Expulsion "conditionnelle" ordonnée au fond avec suspension des effets de la clause résolutoire

Synthèse de la décision

Question juridique

Quelles sont les conditions de résiliation d'un bail pour loyers impayés ?

Principe retenu

La résiliation d'un bail peut être prononcée en cas de loyers impayés, sous réserve de respecter les procédures légales de notification et de saisine des instances compétentes. Le locataire peut également bénéficier de délais de paiement pour apurer sa dette.

Faits clés

  • L'OPH TROYES AUBE HABITAT a mis en demeure Monsieur [Q] [I] de payer des loyers impayés.
  • Une sommation de payer a été signifiée à Monsieur [Q] [I] pour des loyers restés dus.
  • Monsieur [Q] [I] a été assigné en justice pour résiliation de bail et expulsion.
  • Monsieur [Q] [I] a proposé de solder sa dette par des paiements mensuels de 800€.
  • Le tribunal a accordé des délais de paiement à Monsieur [Q] [I] pour apurer sa dette.

Articles cités

article 24 III de la loi n°89-462 du 06 juillet 1989 article 1343-5 du code civil

Exposé du litige

EXPOSE DES FAITS ET DE LA PROCEDURE Se prévalant d’un bail sur le logement situé [Adresse 2], l’OPH TROYES AUBE HABITAT a mis en demeure Monsieur [Q] [D] de payer les loyers et charges impayés le 3 juin 2024. La CCAPEX a été saisie le 30 aout 2024. Une sommation de payer a été signifiée à Monsieur [Q] [I] le 29 novembre 2024. Des loyers étant demeurés impayés, l'OPH TROYES AUBE HABITAT a fait assigner Monsieur [Q] [I] devant le juge des contentieux de la protection du tribunal judiciaire de Troyes par un acte de commissaire de justice du 24 octobre 2025 en vue de prononcer la résiliation du bail et d'ordonner son expulsion des lieux.
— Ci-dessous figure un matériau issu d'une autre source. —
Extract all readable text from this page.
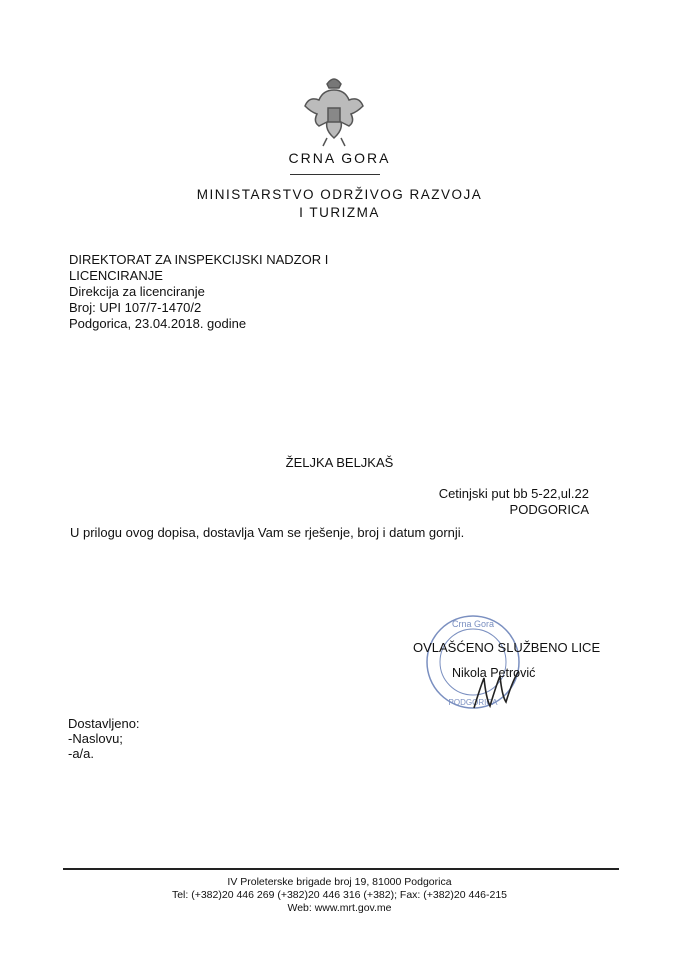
CRNA GORA
MINISTARSTVO ODRŽIVOG RAZVOJA
I TURIZMA
DIREKTORAT ZA INSPEKCIJSKI NADZOR I
LICENCIRANJE
Direkcija za licenciranje
Broj: UPI 107/7-1470/2
Podgorica, 23.04.2018. godine
ŽELJKA BELJKAŠ
Cetinjski put bb 5-22,ul.22
PODGORICA
U prilogu ovog dopisa, dostavlja Vam se rješenje, broj i datum gornji.
Crna Gora
PODGORICA
OVLAŠĆENO SLUŽBENO LICE
Nikola Petrović
Dostavljeno:
-Naslovu;
-a/a.
IV Proleterske brigade broj 19, 81000 Podgorica
Tel: (+382)20 446 269 (+382)20 446 316 (+382); Fax: (+382)20 446-215
Web: www.mrt.gov.me
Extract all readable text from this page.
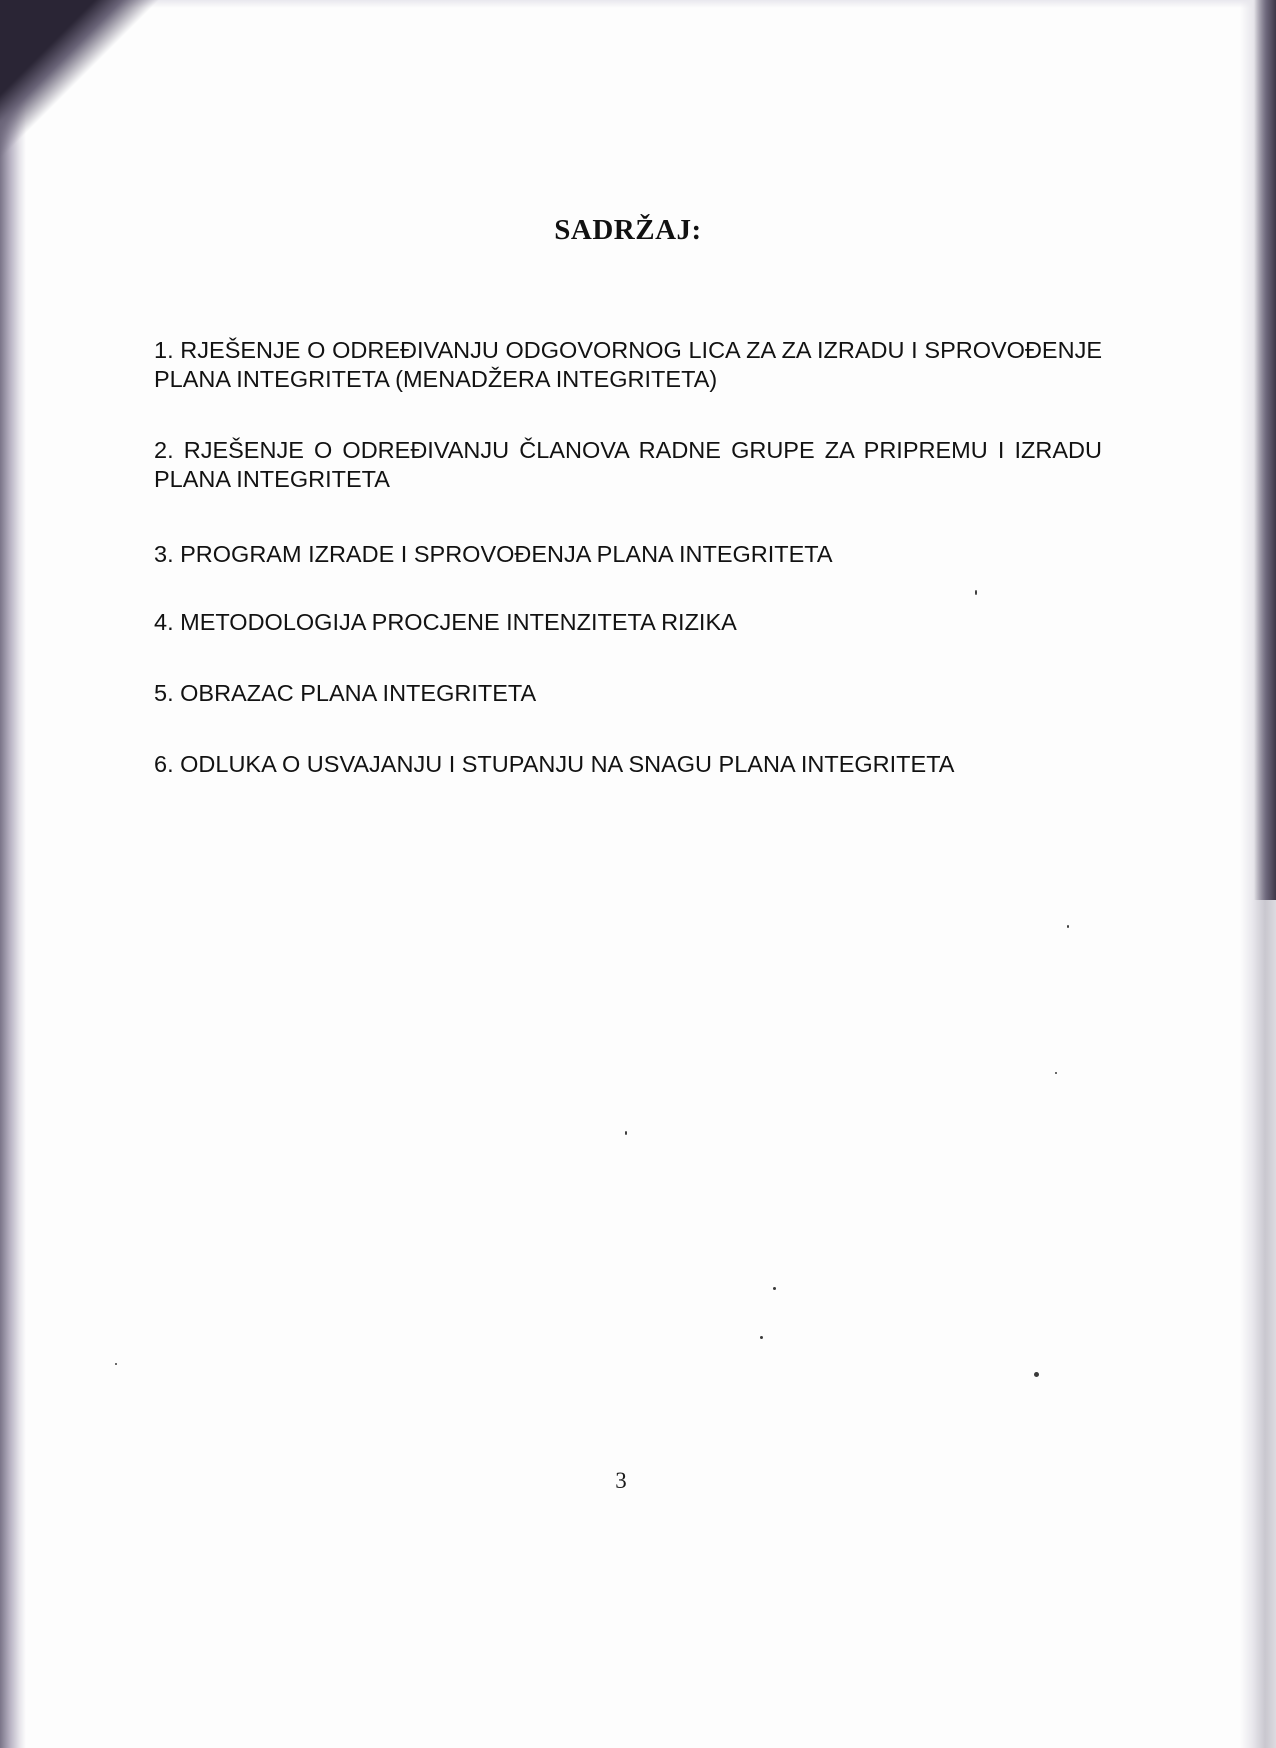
SADRŽAJ:
1. RJEŠENJE O ODREĐIVANJU ODGOVORNOG LICA ZA ZA IZRADU I SPROVOĐENJE PLANA INTEGRITETA (MENADŽERA INTEGRITETA)
2. RJEŠENJE O ODREĐIVANJU ČLANOVA RADNE GRUPE ZA PRIPREMU I IZRADU PLANA INTEGRITETA
3. PROGRAM IZRADE I SPROVOĐENJA PLANA INTEGRITETA
4. METODOLOGIJA PROCJENE INTENZITETA RIZIKA
5. OBRAZAC PLANA INTEGRITETA
6. ODLUKA O USVAJANJU I STUPANJU NA SNAGU PLANA INTEGRITETA
3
A l’issue des débats, l'affaire a été mise en délibéré au 19 juin 2026. PRETENTIONS ET MOYENS DES PARTIES A l’audience du 17 avril 2026, l'OPH TROYES AUBE HABITAT reprend les termes de son assignation et demande au tribunal de : prononcer la résiliation du bail d’habitation ; ordonner l’expulsion de Monsieur [Q] [I] ; ordonner l'enlèvement, le transport et la séquestration des meubles en tel lieu qu’il lui plaira, aux frais, risques et périls du défendeur ; condamner Monsieur [Q] [I] au paiement d’une somme actualisée de 6.449,63 € au titre de l'arriéré locatif avec les intérêts au taux légal à compter de l’assignation ; condamner Monsieur [Q] [I] au paiement d’une indemnité d’occupation d'un montant équivalent à celui du loyer et des charges en cours ; condamner Monsieur [Q] [I] au paiement de la somme de 200 € au titre de l’article 700 du code de procédure civile ;condamner Monsieur [Q] [I] aux entiers dépens ; Au soutien de ses demandes, l'OPH TROYES AUBE HABITAT indique avoir perdu le bail suite à une cyberattaque et se prévaut de l'existence d'un bail verbal. Il fait valoir que le locataire ne s'acquitte plus de ses loyers depuis octobre 2025 constituant des manquements suffisamment graves justifiant la résiliation du bail. A l’audience, Monsieur [Q] [I] fait valoir qu’il souhaite quitter le logement et qu’il compte solder sa dette en sollicitant des délais de paiement à hauteur de 800€ par mois.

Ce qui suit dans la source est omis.